In this study, pyrolysis experiments of the coconut shell and husk are carried out in TG-DTA and fixed bed reactor. The following are the findings from pyrolysis experiments of coconut shell in TG-DTA and fixed bed reactor:

1. The shell contains the highest amount of cellulose, up to about $65 \%$ and husk has a maximum of lignin, up to about $41 \%$ besides.

2. Main components of coconut shell and husk, hemicelluloses and cellulose, start degradation within the temperature range of $230^{\circ} \mathrm{C}-400^{\circ} \mathrm{C}$. The weight loss was $60 \%$, which was due to break down of hemicelluloses and cellulose and volatile matter removal.

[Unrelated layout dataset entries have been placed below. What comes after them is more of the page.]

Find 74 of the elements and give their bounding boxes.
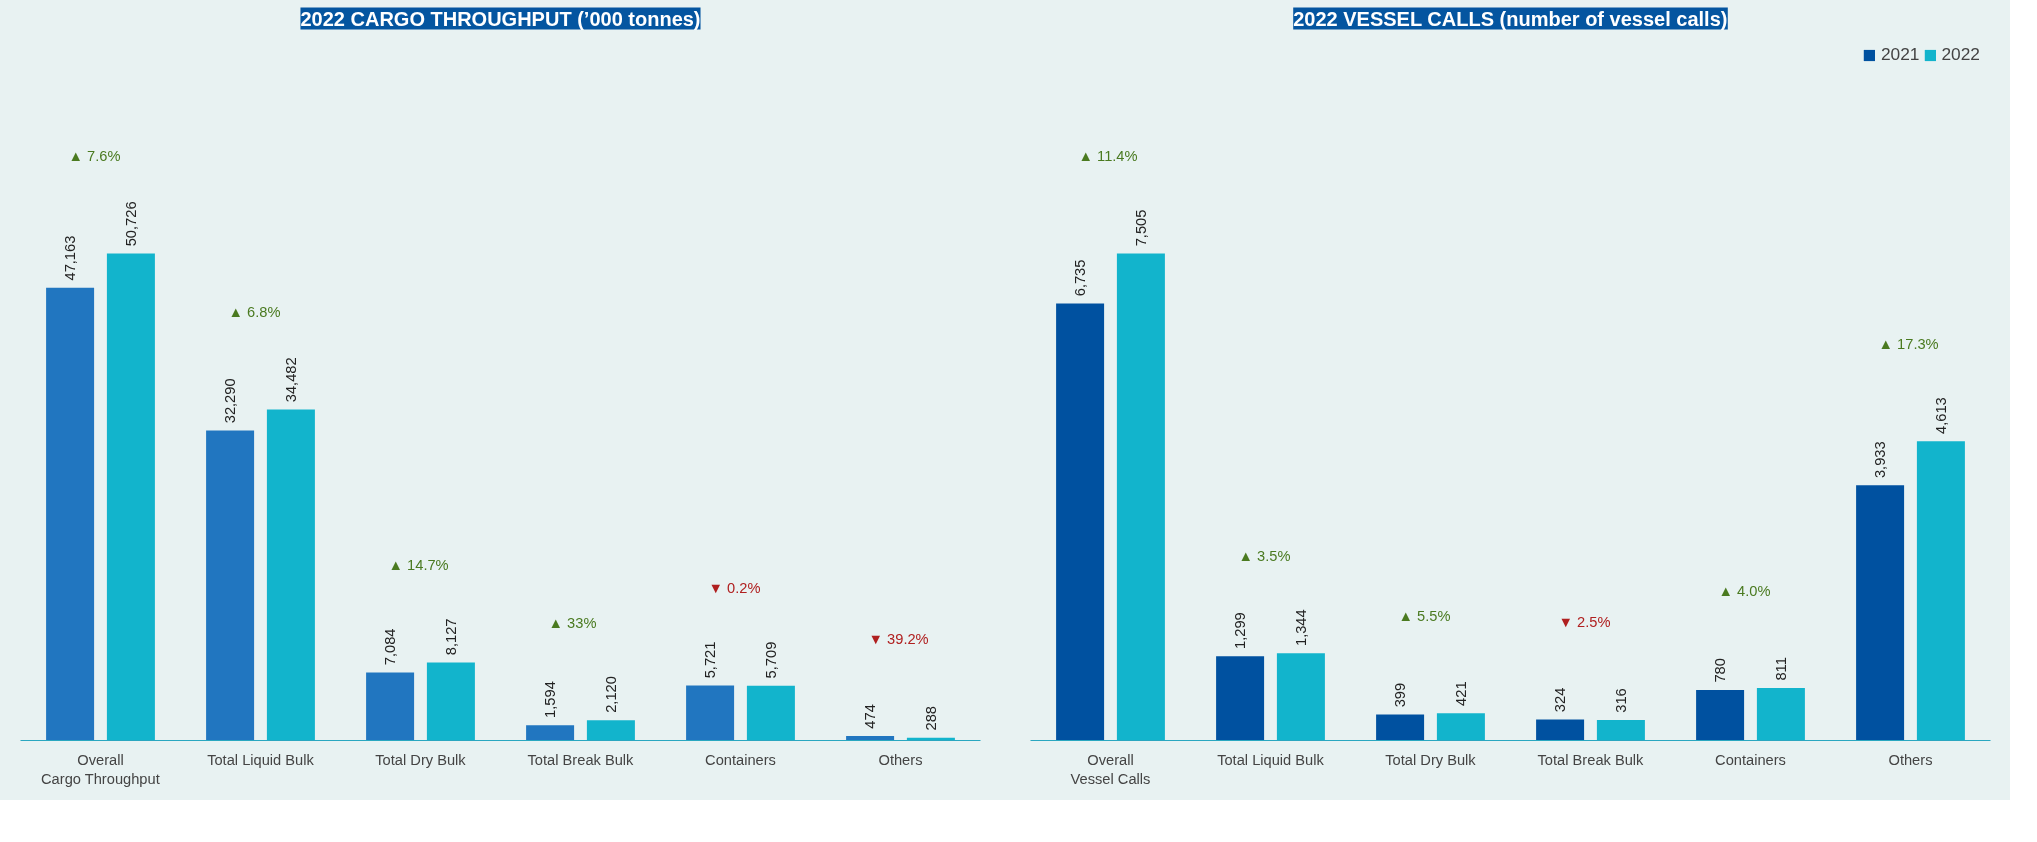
- bar: [266, 409, 315, 741]
- data-label: 1,594: [542, 681, 559, 718]
- x-tick-label: Total Dry Bulk: [375, 751, 467, 768]
- bar: [206, 430, 255, 741]
- data-label: 6,735: [1072, 259, 1089, 297]
- data-label: 324: [1552, 687, 1569, 713]
- data-label: 7,084: [382, 628, 399, 666]
- x-tick-label: Others: [1888, 751, 1933, 768]
- data-label: 47,163: [62, 235, 79, 281]
- bar: [1056, 303, 1105, 741]
- data-label: 2,120: [602, 676, 619, 713]
- data-label: 421: [1452, 681, 1469, 706]
- data-label: 3,933: [1872, 441, 1889, 479]
- bar: [586, 720, 635, 741]
- text: ▲ 11.4%: [1078, 148, 1138, 165]
- bar: [686, 685, 735, 741]
- annotation: ▲ 4.0%: [1718, 582, 1771, 599]
- bar: [1696, 689, 1745, 741]
- chart-title: 2022 CARGO THROUGHPUT (’000 tonnes): [300, 7, 701, 30]
- data-label: 4,613: [1932, 397, 1949, 434]
- annotation: ▲ 14.7%: [388, 557, 449, 574]
- data-label: 288: [922, 705, 939, 731]
- bar: [1116, 253, 1165, 741]
- x-tick-label: Containers: [705, 751, 776, 768]
- data-label: 811: [1772, 657, 1789, 681]
- data-label: 32,290: [222, 378, 239, 424]
- bar: [426, 662, 475, 741]
- x-tick-label: Overall Cargo Throughput: [41, 751, 160, 787]
- annotation: ▲ 3.5%: [1238, 547, 1291, 564]
- text: ▲ 7.6%: [68, 148, 121, 165]
- annotation: ▼ 2.5%: [1558, 614, 1611, 631]
- legend-label: 2022: [1941, 44, 1980, 65]
- x-tick-label: Total Break Bulk: [527, 751, 635, 768]
- data-label: 474: [862, 704, 879, 729]
- data-label: 5,721: [702, 641, 719, 679]
- bar: [106, 253, 155, 741]
- bar: [1856, 485, 1905, 741]
- x-tick-label: Total Liquid Bulk: [1217, 751, 1325, 768]
- bar: [1376, 714, 1425, 741]
- bar: [366, 672, 415, 741]
- legend-label: 2021: [1880, 44, 1920, 65]
- x-tick-label: Total Liquid Bulk: [207, 751, 315, 768]
- bar: [1756, 687, 1805, 741]
- data-label: 780: [1712, 658, 1729, 683]
- x-tick-label: Containers: [1715, 751, 1786, 768]
- bar: [1916, 441, 1965, 741]
- annotation: ▲ 33%: [548, 614, 597, 631]
- x-tick-label: Total Dry Bulk: [1385, 751, 1477, 768]
- data-label: 34,482: [282, 357, 299, 403]
- data-label: 1,344: [1292, 609, 1309, 646]
- annotation: ▲ 5.5%: [1398, 607, 1451, 624]
- bar: [1436, 713, 1485, 741]
- annotation: ▼ 0.2%: [708, 580, 761, 597]
- data-label: 7,505: [1132, 209, 1149, 247]
- data-label: 316: [1612, 688, 1629, 713]
- annotation: ▼ 39.2%: [868, 630, 929, 647]
- data-label: 8,127: [442, 618, 459, 656]
- bar: [1536, 719, 1585, 741]
- bar: [46, 287, 95, 741]
- annotation: ▲ 6.8%: [228, 304, 281, 321]
- x-tick-label: Overall Vessel Calls: [1070, 751, 1151, 787]
- bar: [1216, 656, 1265, 741]
- bar: [746, 685, 795, 741]
- x-tick-label: Others: [878, 751, 923, 768]
- x-tick-label: Total Break Bulk: [1537, 751, 1645, 768]
- bar: [1596, 720, 1645, 741]
- data-label: 1,299: [1232, 612, 1249, 649]
- data-label: 50,726: [122, 201, 139, 247]
- data-label: 399: [1392, 682, 1409, 708]
- annotation: ▲ 17.3%: [1878, 335, 1939, 352]
- bar: [1276, 653, 1325, 741]
- bar: [526, 725, 575, 741]
- data-label: 5,709: [762, 641, 779, 679]
- chart-title: 2022 VESSEL CALLS (number of vessel calls): [1293, 7, 1728, 30]
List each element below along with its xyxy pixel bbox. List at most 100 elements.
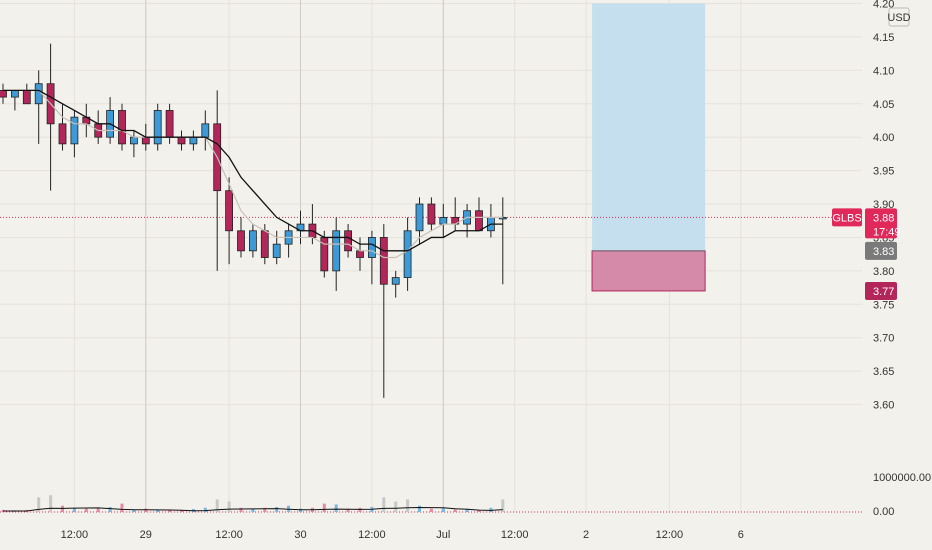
candle-body [225,190,234,232]
volume-tick-label: 0.00 [873,506,894,518]
volume-bar [144,508,148,512]
currency-box [888,7,910,27]
currency-text: USD [887,12,910,24]
candle-body [201,123,210,138]
x-tick-label: 12:00 [215,529,243,541]
last-price-text: 3.88 [873,212,894,224]
level-badge-bg [865,241,897,260]
symbol-badge-bg [832,208,862,227]
candle-body [427,203,436,225]
volume-bar [120,503,124,512]
x-tick-label: 12:00 [656,529,684,541]
y-tick-label: 3.75 [873,299,894,311]
volume-bar [453,509,457,512]
volume-tick-label: 1000000.00 [873,472,931,484]
volume-bar [441,507,445,512]
candle-body [344,230,353,252]
y-tick-label: 4.10 [873,65,894,77]
candle [237,217,245,258]
candle [58,103,67,151]
candle [379,224,388,398]
candle [272,230,281,265]
volume-bar [227,501,231,512]
volume-bar [394,501,398,512]
candle-body [379,237,388,285]
volume-bar [203,507,207,512]
volume-pane [0,495,862,513]
candle-body [475,210,483,232]
volume-bar [132,509,136,512]
target-zone [592,3,706,251]
y-tick-label: 3.60 [873,400,894,412]
volume-bar [239,507,243,512]
volume-moving-average [2,507,503,512]
moving-averages [3,89,503,259]
x-tick-label: 6 [738,529,744,541]
y-tick-label: 4.20 [873,0,894,11]
volume-bar [346,508,350,512]
candle-body [58,123,67,145]
symbol-badge-text: GLBS [832,212,861,224]
y-tick-label: 3.90 [873,199,894,211]
volume-bar [406,499,410,512]
last-price-badge-bg [865,208,897,239]
volume-bar [382,497,386,512]
candle [403,217,412,291]
candle [344,224,353,258]
candle [248,224,257,258]
candle-body [248,230,257,252]
candle-body [356,250,364,258]
candle [70,110,79,158]
volume-bar [477,509,481,512]
stop-zone [591,250,706,292]
x-tick-label: 12:00 [501,529,529,541]
candle-body [177,136,186,145]
candle [391,270,400,298]
volume-bar [275,506,279,512]
candle [332,217,341,291]
level-badge: 3.77 [865,281,897,300]
candle [415,197,424,245]
candle-body [141,136,150,145]
x-tick-label: 12:00 [358,529,386,541]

3. Coconut husk sample produced a much higher amount of char ($34.6 \%$) than coconut shell ($28.3 \%$) during the pyrolysis. Among the biomass samples, coconut shell produced the largest amount of $\operatorname{tar}(25.5 \%)$. On the other hand, coconut husk produced less tar, which was $17.3 \%$, respectively.

4. In the packed bed, $\mathrm{CO}_2$ and CO mainly evolved out at $130^{\circ} \mathrm{C}-750^{\circ} \mathrm{C}, \mathrm{H}_2$ evolved out at a higher temperature ($>450^{\circ} \mathrm{C}$) and the yield of $\mathrm{H}_2$ increased with pyrolysis temperature increasing. The releasing of $\mathrm{H}_2$ was significant and it got the maximum rate at $700^{\circ} \mathrm{C}$ after than the generation of $\mathrm{H}_2$ was decrease in the temperature range. It was suggested that different chemical structures of biomass components attribute to different gas product releasing properties. Coconut husk displayed a higher CO and $\mathrm{CO}_2$ yield, mainly attributed to the thermal cracking of carbonyl and carboxyl content. With a higher presence of aromatic ring and methoxyl, the cracking and deformation of coconut shell released out much $\mathrm{CH}_4$.

Some works of this study was supported by the special funds for Basic Researches (B) (No. 15H05119, FY2015~FY2017) of Grant-in-Aid Scientific Research of the Japanese Ministry of Education, Culture, Sports, Science and Technology (MEXT), Japan.